Stars

A Cambridge PhD student is following in his great-great-grandfather's footsteps by helping to measure the speeds of up to one million stars passing near the Sun, a huge advance on the efforts of his ancestor who was able to measure the speeds of only 100 stars over a century ago.

A Cambridge PhD student is following in his great-great-grandfather's footsteps by helping to measure the speeds of up to one million stars passing near the Sun, a huge advance on the efforts of his ancestor who was able to measure the speeds of only 100 stars over a century ago.

George Seabroke, a graduate student at the Institute of Astronomy in Cambridge, is participating in the RAdial Velocity Experiment (RAVE), an ambitious survey to measure up to one million stars. The first RAVE data release, which was just announced, includes 25,000 stars from the first year of RAVE (over 80,000 stars have been observed to date).

"The speeds of stars reveal where they were born," said George Seabroke. "We're trying to find out whether stars in our own Milky Way galaxy were actually made here or whether some of them existed in other galaxies, before becoming part of our Galaxy.

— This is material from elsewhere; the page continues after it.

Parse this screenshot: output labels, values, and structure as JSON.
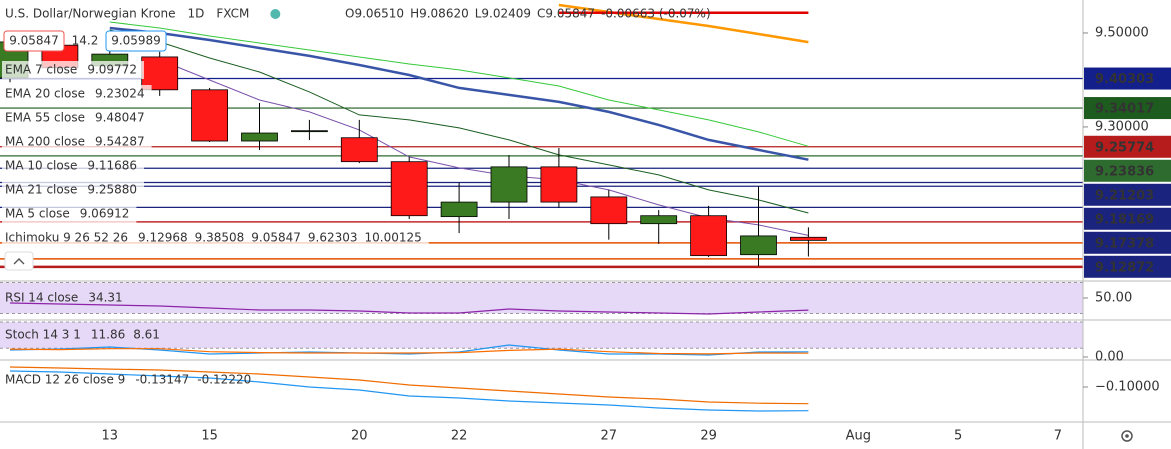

Such a large survey wasn't possible in my great-great-grandfather's era."

Current galaxy formation theories predict that some of these other galaxies were cannibalised by the Milky Way a long time ago as it was growing, leaving their very old stars where we see them today. Uncovering these fossil remains will reveal the history of our Galaxy.

For the last three years, RAVE has been using the unique capabilities of the 1.2-m UK Schmidt Telescope of the Anglo-Australian Observatory, sited at Siding Spring Observatory in New South Wales, Australia. George Michael Seabroke is part of the international team of astronomers working on RAVE.

George's great-great-grandfather, George Mitchell Seabroke, was an early pioneer in measuring the speeds of stars at the Temple Observatory, Rugby School, Warwickshire, in the 1880s. George Senior could only look at the light spectrum of one star at a time through the telescope eyepiece. RAVE's telescope looks at an area of sky more than 100 times greater than the full Moon.